Nessa linha, a agência poderia optar por uma Análise de Impacto Regulatório (AIR) para medir os possíveis efeitos decorrentes da alteração da norma, os impactos sociais e econômicos, a sustentabilidade, a médio e longo prazo, das propostas. Durante esse momento, é realizada a identificação dos agentes econômicos e usuários afetados, das alternativas regulatórias mais adequadas, além da adoção de medidas destinadas à coleta de evidências e ao estímulo da participação social no processo de revisão, por meio de consultas dirigidas, tomadas públicas de subsídios e audiências públicas.

Ao fim e ao cabo, todo esse processo é essencial para assegurar que as decisões regulatórias sejam devidamente fundamentadas e transparentes, contribuindo para uma regulação que consiga atender às demandas da sociedade de forma equilibrada e responsável. Em sentido diverso, outros caminhos que visam à alteração de uma norma tão relevante para a sociedade, adotados de cima para baixo, demonstram falta de transparência e cautela, além de desconsiderar mecanismos de controle social e participação democrática.

Indo além, a agência reguladora também deve evitar o abuso do poder regulatório ao propor enunciados normativos que podem criar reserva de mercado ao favorecer determinado grupo econômico. Ora, se produtos importados de mesma concentração e forma farmacêutica aos produtos nacionais serão proibidos, cria-se uma reserva de mercado à indústria farmacêutica nacional, a quem caberá o monopólio sobre a comercialização de determinados produtos.
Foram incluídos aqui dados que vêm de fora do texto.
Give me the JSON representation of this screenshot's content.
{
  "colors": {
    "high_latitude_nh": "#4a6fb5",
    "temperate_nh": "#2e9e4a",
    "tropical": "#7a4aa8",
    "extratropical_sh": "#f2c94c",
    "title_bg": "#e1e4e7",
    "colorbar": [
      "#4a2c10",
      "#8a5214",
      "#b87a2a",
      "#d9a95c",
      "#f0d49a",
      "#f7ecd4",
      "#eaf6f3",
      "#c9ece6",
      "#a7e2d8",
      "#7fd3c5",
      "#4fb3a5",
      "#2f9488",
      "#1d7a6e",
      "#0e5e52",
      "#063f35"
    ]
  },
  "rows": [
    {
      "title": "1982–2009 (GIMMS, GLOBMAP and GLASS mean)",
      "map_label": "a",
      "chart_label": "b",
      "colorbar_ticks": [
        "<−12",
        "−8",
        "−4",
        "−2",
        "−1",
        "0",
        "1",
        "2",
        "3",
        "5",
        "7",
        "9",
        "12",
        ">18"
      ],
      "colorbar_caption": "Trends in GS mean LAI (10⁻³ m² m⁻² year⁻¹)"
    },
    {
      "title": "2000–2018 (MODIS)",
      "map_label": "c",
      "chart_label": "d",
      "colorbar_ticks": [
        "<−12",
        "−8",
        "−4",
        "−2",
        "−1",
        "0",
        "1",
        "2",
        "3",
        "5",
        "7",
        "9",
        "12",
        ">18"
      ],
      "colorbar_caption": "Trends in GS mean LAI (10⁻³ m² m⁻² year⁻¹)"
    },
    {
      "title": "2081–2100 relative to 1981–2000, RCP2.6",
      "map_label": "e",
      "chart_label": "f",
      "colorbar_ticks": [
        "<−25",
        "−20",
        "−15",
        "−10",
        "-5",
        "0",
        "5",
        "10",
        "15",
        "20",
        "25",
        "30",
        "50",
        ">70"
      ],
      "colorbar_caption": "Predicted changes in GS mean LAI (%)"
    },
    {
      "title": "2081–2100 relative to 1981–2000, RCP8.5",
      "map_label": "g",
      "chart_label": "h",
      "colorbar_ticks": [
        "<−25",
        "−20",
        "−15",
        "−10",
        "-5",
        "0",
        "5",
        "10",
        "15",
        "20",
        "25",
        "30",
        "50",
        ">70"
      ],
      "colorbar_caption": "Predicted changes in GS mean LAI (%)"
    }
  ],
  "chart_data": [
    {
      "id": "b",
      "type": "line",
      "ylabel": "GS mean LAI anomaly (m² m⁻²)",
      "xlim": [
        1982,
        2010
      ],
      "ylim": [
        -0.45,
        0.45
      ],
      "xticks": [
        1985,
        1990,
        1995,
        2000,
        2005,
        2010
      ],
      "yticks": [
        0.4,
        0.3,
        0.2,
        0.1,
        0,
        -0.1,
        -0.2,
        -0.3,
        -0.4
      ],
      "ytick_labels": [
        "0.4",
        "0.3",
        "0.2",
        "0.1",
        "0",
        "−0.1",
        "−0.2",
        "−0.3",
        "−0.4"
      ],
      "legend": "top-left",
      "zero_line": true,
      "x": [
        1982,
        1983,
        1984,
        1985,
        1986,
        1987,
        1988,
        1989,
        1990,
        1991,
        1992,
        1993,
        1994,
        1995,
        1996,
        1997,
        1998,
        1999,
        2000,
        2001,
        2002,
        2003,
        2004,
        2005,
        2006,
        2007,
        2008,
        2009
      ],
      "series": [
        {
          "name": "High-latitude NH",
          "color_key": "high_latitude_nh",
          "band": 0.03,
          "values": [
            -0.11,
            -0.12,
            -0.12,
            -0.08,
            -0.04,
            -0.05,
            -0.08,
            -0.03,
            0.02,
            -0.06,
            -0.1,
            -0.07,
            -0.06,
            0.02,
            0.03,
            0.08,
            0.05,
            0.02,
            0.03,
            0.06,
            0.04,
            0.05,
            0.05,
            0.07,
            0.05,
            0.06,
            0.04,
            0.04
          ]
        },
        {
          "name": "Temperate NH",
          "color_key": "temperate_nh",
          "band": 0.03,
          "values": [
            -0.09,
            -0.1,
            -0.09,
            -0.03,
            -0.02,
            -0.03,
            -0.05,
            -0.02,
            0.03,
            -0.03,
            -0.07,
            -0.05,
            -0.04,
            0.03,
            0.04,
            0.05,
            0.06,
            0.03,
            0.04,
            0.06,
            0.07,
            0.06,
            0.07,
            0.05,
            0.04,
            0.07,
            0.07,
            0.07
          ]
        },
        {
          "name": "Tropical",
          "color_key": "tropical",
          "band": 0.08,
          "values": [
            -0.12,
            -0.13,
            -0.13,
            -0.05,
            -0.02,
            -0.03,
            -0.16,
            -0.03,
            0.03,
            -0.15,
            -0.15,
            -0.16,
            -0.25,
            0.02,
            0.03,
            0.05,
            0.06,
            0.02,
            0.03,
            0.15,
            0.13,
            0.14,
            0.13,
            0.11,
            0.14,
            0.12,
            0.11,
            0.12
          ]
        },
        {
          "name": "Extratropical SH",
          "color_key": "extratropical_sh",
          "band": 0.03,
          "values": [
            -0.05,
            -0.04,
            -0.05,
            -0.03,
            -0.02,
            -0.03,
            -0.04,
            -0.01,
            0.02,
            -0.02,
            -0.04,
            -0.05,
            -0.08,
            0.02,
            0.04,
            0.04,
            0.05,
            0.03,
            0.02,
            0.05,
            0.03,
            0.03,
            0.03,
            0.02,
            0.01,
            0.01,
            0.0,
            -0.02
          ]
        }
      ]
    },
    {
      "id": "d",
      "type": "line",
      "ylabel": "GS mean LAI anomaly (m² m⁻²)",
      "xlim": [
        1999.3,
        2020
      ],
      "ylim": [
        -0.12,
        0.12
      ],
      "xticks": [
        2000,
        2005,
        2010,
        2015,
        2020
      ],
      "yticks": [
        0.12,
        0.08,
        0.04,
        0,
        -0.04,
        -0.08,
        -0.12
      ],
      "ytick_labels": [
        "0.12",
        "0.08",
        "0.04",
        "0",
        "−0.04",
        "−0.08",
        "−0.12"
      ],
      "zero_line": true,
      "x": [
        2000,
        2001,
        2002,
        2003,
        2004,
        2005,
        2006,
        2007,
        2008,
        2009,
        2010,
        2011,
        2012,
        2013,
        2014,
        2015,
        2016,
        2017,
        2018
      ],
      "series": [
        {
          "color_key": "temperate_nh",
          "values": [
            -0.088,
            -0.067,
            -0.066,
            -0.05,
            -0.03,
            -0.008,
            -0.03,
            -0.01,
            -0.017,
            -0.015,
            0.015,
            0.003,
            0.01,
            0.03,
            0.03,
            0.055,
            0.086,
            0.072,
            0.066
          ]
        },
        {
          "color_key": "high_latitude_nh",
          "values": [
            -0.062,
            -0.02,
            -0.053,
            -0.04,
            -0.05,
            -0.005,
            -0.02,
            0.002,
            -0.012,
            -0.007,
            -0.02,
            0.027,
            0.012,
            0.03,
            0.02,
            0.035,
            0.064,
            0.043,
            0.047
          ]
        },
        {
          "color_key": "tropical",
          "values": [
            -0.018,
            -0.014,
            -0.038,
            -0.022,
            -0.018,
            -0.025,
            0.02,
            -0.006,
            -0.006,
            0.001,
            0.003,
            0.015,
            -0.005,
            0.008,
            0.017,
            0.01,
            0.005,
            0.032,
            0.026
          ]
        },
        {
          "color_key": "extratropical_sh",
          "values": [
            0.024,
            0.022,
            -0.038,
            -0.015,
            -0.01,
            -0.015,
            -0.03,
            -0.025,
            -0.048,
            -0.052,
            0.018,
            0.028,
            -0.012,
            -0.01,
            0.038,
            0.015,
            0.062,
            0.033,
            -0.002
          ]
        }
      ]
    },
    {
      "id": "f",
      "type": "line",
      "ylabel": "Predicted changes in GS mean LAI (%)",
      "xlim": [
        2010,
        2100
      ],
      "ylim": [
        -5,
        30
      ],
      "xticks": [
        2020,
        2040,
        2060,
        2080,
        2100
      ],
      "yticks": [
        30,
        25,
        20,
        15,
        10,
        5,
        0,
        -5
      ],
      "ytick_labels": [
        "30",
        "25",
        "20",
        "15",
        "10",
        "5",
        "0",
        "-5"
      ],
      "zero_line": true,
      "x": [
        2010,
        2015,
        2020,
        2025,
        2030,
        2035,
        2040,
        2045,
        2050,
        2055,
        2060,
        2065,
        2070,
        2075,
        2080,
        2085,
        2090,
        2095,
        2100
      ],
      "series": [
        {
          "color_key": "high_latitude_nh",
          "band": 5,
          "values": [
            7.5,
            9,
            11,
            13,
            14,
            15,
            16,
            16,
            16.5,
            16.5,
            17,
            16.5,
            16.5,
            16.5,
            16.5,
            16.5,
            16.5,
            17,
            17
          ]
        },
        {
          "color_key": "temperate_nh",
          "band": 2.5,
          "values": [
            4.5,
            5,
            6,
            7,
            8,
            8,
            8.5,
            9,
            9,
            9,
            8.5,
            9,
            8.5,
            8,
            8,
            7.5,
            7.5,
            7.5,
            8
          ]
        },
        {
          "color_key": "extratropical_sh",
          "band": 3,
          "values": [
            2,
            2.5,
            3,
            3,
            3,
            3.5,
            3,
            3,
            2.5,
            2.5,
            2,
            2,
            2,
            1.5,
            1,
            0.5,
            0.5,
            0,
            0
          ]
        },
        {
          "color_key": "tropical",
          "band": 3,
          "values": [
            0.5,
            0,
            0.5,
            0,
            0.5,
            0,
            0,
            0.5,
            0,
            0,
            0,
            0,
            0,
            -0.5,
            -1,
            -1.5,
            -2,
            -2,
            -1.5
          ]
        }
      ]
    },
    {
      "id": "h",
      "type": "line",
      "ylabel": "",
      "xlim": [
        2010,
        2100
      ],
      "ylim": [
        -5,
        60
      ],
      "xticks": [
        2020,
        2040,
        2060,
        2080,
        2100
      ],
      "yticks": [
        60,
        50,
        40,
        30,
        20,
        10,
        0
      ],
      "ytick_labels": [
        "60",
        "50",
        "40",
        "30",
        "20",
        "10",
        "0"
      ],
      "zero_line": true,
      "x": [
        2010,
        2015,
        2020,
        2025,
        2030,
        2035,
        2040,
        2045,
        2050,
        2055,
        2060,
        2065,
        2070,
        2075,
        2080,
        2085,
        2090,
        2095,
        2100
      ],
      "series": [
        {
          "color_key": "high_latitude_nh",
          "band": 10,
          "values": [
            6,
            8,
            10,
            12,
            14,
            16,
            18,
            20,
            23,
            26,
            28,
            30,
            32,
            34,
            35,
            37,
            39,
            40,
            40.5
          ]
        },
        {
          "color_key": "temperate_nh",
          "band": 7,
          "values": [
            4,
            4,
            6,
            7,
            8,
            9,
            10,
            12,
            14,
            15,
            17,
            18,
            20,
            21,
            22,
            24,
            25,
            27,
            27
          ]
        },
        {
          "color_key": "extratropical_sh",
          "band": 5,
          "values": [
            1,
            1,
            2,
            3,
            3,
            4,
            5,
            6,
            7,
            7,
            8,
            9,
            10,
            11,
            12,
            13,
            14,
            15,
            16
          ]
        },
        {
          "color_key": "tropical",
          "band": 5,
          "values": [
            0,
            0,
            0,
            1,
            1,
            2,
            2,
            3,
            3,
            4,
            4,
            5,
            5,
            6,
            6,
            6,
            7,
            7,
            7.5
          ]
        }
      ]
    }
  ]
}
A respeito da incidência do setor privado junto à Anvisa, não há qualquer especulação sobre o assunto, visto que o Sindicato da Indústria de Produtos Farmacêuticos (Sindusfarma) enviou à agência reguladora uma nota elencando argumentos, semelhantes aos apresentados pelo relator no processo de revisão da RDC nº 327/2019, para justificar a extinção da RDC nº 660/2022: ausência de comprovação de segurança e eficácia dos produtos importados, além do potencial comprometimento à saúde dos pacientes.

Contudo, quando se referem ao possível risco à saúde da população, questiona-se: das centenas de milhares de pacientes medicinais de Cannabis no Brasil que acessaram os produtos importados para tratamento de saúde no ano de 2025, quantas são as ocorrências de contaminação? Quantos pacientes não observaram eficácia no tratamento? Como os médicos prescritores dos produtos importados estão observando a eficácia e riscos dos tratamentos? Se essas respostas não são embasadas em dados, por meio de levantamento de evidências e participação social, estamos diante de mera especulação aventada pelo setor privado e abraçada pela agência reguladora.

As narrativas que envolvem as premissas de redução de risco e garantia de maior segurança à população sempre aparecem envoltas por uma embalagem bem aprazível e palatável, o que não deve ser suficiente se não questionarmos e obtivermos respostas sobre a legitimidade dos elementos que compõem o interior dessa embalagem.

É totalmente possível um caminho pelo qual a Anvisa possa ampliar sua capacidade de fiscalização e controle dos produtos de Cannabis importados, a partir de medidas prudentes que não incorram, necessariamente, em proibição ou restrição do acesso. A agência poderia, inclusive, aprimorar o que já vem sendo feito, como solicitar às empresas estrangeiras certificados de registro dos produtos no país de origem, certificados de análise dos componentes, licenças de funcionamento das fabricantes.

Não menos importante, espera-se que não predomine uma abordagem top-down que desconsidera o processo participativo, ou que seja condescendente com determinados agentes econômicos a despeito de outros.